Long-term growth amid global chip shortages
How did we get here and what’s next?
Pandemic accelerated a shift in demand: As the world adjusts to remote working and doing more online, demand for chips that power devices, connectivity, databases, and analytics has increased. However, the auto industry has recovered more quickly than anticipated, leading to an exacerbated shortage of both advanced and legacy node chips.
Techno nationalism: Prior to the pandemic, governments across the world were increasingly cognizant that the chip sector is strategic, leading to greater market interventions, including industry protection, subsidies and trade disputes.

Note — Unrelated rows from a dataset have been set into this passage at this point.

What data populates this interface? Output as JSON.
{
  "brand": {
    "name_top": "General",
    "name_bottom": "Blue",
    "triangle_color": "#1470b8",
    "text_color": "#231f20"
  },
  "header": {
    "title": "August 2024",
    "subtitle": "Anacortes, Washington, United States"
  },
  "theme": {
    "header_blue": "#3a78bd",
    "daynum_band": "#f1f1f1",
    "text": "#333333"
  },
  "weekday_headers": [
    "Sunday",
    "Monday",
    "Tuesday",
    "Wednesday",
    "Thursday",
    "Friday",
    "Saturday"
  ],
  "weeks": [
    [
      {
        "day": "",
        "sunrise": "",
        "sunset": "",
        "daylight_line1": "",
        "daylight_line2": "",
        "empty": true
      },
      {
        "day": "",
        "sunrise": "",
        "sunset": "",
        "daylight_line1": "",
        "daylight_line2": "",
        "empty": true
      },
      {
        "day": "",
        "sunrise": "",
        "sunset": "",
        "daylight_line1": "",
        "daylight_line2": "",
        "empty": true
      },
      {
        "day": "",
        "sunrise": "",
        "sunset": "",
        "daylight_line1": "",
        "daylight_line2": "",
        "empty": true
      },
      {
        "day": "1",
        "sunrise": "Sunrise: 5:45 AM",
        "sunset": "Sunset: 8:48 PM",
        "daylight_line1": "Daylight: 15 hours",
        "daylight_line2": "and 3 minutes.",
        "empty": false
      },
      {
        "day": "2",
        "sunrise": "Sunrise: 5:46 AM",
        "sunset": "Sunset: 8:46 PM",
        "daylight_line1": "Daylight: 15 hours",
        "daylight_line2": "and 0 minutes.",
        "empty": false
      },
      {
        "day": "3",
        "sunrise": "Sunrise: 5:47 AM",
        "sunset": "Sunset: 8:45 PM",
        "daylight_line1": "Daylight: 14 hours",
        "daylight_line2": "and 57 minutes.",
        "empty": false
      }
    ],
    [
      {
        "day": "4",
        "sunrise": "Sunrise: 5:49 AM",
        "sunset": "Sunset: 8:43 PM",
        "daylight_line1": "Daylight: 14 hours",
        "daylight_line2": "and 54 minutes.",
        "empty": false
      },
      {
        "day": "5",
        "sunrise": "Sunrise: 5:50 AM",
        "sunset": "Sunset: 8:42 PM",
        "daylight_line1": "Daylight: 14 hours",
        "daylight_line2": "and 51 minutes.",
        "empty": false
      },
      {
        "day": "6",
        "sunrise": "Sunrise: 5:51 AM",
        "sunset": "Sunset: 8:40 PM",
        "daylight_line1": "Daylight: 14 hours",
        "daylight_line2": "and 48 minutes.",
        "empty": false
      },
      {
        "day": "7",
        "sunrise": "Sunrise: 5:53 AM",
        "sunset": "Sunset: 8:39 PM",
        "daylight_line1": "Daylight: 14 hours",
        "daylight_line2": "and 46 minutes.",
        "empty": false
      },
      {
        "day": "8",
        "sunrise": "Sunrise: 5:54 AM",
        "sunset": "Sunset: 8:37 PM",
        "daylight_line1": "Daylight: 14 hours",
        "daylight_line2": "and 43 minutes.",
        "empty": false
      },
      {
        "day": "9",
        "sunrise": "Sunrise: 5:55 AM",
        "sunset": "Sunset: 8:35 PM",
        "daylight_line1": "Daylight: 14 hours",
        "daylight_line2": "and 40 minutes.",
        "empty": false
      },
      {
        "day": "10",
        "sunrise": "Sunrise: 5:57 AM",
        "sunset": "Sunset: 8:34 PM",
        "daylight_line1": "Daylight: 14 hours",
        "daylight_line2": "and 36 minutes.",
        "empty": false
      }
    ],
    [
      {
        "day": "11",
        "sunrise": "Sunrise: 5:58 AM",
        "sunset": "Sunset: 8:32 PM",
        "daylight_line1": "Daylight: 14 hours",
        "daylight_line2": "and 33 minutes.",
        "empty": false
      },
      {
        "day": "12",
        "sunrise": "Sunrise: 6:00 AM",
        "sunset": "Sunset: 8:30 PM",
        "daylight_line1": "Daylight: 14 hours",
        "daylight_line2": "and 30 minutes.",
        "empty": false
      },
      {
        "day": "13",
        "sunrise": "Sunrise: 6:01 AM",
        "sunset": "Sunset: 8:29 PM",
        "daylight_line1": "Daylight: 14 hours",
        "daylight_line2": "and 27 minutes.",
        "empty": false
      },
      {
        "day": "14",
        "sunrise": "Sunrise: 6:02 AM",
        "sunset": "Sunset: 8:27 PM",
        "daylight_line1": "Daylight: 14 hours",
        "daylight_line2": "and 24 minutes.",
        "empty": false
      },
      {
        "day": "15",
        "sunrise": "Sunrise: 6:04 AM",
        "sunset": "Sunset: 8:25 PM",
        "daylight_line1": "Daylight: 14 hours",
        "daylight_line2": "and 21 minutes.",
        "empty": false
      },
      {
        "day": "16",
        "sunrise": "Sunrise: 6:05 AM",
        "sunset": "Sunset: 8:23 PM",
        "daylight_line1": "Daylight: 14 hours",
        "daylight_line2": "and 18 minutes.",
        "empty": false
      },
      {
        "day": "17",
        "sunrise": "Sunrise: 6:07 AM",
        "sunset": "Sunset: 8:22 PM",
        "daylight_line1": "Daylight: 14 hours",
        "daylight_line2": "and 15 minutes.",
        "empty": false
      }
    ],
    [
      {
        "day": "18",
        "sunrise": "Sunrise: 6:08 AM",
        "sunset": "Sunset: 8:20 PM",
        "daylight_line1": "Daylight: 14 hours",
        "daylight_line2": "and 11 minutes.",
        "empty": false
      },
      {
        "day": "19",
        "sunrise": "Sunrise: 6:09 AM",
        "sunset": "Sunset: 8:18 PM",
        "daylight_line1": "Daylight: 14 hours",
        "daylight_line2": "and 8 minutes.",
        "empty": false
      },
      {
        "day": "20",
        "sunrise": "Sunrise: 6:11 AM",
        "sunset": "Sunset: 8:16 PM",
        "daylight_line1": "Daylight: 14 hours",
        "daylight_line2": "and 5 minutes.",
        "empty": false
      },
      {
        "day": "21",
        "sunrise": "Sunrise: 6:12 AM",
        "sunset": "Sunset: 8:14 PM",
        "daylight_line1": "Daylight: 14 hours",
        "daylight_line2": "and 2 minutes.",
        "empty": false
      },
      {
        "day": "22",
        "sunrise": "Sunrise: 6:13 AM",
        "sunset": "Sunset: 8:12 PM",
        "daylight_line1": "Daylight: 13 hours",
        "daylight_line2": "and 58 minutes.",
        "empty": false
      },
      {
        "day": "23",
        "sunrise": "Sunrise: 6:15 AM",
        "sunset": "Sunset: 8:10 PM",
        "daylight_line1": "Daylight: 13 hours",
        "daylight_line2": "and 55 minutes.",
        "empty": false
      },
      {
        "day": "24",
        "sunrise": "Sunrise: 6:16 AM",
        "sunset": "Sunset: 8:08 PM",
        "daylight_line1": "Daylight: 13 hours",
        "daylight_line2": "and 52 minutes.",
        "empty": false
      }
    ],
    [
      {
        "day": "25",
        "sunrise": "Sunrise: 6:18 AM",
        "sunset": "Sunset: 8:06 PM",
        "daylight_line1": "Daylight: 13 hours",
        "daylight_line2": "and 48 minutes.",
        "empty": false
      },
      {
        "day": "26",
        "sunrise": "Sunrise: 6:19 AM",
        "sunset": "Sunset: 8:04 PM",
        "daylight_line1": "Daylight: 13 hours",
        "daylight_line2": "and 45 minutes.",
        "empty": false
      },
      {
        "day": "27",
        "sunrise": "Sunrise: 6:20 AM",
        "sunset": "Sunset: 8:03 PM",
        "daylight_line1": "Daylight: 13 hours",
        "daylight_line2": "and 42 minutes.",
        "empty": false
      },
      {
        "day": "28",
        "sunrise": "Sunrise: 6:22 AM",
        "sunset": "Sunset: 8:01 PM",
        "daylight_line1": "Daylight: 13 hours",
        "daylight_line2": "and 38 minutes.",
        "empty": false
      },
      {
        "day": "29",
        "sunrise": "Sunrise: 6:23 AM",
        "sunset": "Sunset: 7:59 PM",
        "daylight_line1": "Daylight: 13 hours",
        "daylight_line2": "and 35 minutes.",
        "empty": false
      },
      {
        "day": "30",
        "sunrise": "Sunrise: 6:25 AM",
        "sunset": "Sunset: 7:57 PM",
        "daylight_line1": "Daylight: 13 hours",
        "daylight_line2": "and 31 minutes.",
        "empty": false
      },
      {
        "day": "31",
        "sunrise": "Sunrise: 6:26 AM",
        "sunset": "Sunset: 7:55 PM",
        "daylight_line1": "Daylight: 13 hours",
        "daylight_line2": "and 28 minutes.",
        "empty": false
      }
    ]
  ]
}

New growth and segmentation levels: Demand for chips is now no longer driven by a single application (unlike PCs or smartphones in the past), but by a multitude of applications and end markets which go beyond PCs or smartphones including cloud, servers, internet of things (IoT), 5G, automotive, and AI. With each application requiring different functionalities and manufacturing technologies, the industry is witnessing an unprecedented level of segmentation and trends pointing toward structurally higher semiconductor demand.

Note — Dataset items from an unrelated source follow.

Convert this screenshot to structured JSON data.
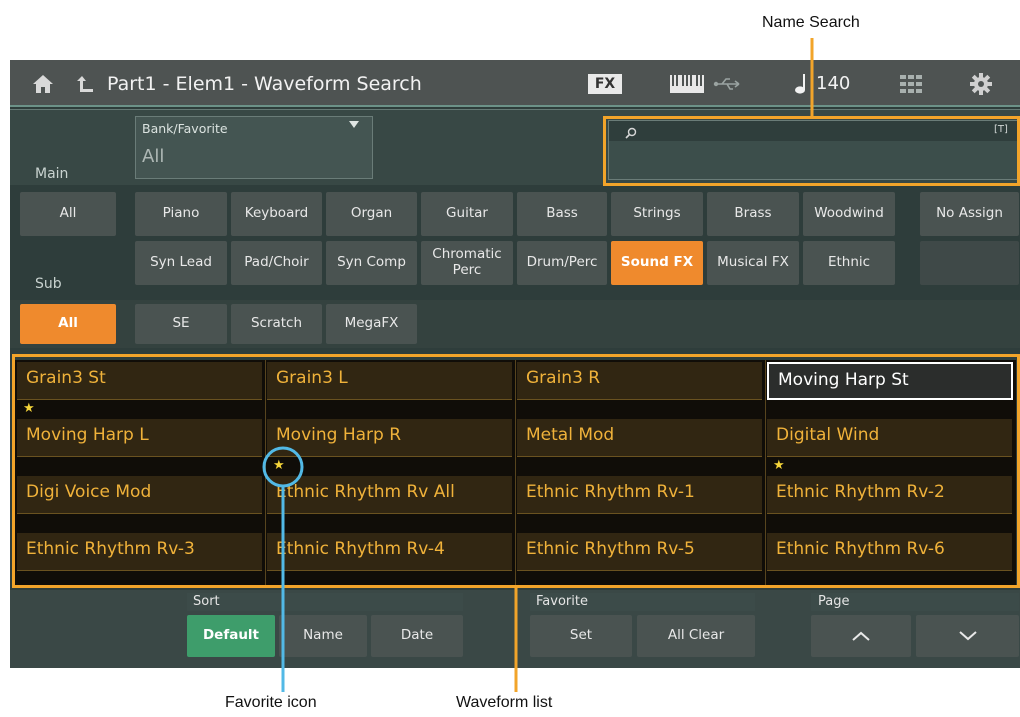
{
  "callouts": {
    "name_search": "Name Search",
    "favorite_icon": "Favorite icon",
    "waveform_list": "Waveform list"
  },
  "header": {
    "title": "Part1 - Elem1 - Waveform Search",
    "fx_label": "FX",
    "tempo": "140",
    "icons": [
      "home-icon",
      "back-icon",
      "keyboard-icon",
      "usb-icon",
      "note-icon",
      "grid-icon",
      "gear-icon"
    ]
  },
  "main": {
    "label": "Main",
    "bank_label": "Bank/Favorite",
    "bank_value": "All",
    "search_placeholder": "",
    "search_t_label": "[T]",
    "all_label": "All",
    "categories_row1": [
      "Piano",
      "Keyboard",
      "Organ",
      "Guitar",
      "Bass",
      "Strings",
      "Brass",
      "Woodwind",
      "No Assign"
    ],
    "categories_row2": [
      "Syn Lead",
      "Pad/Choir",
      "Syn Comp",
      "Chromatic Perc",
      "Drum/Perc",
      "Sound FX",
      "Musical FX",
      "Ethnic"
    ],
    "active_category": "Sound FX"
  },
  "sub": {
    "label": "Sub",
    "all_label": "All",
    "items": [
      "SE",
      "Scratch",
      "MegaFX"
    ]
  },
  "waveforms": [
    {
      "name": "Grain3 St",
      "favorite": true
    },
    {
      "name": "Grain3 L",
      "favorite": false
    },
    {
      "name": "Grain3 R",
      "favorite": false
    },
    {
      "name": "Moving Harp St",
      "favorite": false,
      "selected": true
    },
    {
      "name": "Moving Harp L",
      "favorite": false
    },
    {
      "name": "Moving Harp R",
      "favorite": true
    },
    {
      "name": "Metal Mod",
      "favorite": false
    },
    {
      "name": "Digital Wind",
      "favorite": true
    },
    {
      "name": "Digi Voice Mod",
      "favorite": false
    },
    {
      "name": "Ethnic Rhythm Rv All",
      "favorite": false
    },
    {
      "name": "Ethnic Rhythm Rv-1",
      "favorite": false
    },
    {
      "name": "Ethnic Rhythm Rv-2",
      "favorite": false
    },
    {
      "name": "Ethnic Rhythm Rv-3",
      "favorite": false
    },
    {
      "name": "Ethnic Rhythm Rv-4",
      "favorite": false
    },
    {
      "name": "Ethnic Rhythm Rv-5",
      "favorite": false
    },
    {
      "name": "Ethnic Rhythm Rv-6",
      "favorite": false
    }
  ],
  "footer": {
    "sort_label": "Sort",
    "sort_default": "Default",
    "sort_name": "Name",
    "sort_date": "Date",
    "favorite_label": "Favorite",
    "fav_set": "Set",
    "fav_all_clear": "All Clear",
    "page_label": "Page"
  },
  "colors": {
    "accent": "#ef8a2d",
    "waveform_text": "#f0b23a",
    "star": "#f6d63a",
    "sort_active": "#3e9d6b",
    "callout_orange": "#f2a42a",
    "callout_blue": "#52b9e6"
  }
}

Overall recovery: Demand is clearly outpacing supply now that application and end market segments are recovering. Although cyclical volatility in this sector is common, adding
capacity to an already stretched supply chain will take careful planning.
Technology trends will drive R&D expenditure: New materials, innovative manufacturing processes for increasingly complex chip designs and advanced integrated circuit (IC) packaging technologies will continue to drive R&D expenditure. Market leaders are also gearing R&D initiatives toward high growth end markets such as 5G, AI and IoT and have already begun to identify new ways to monetize their products.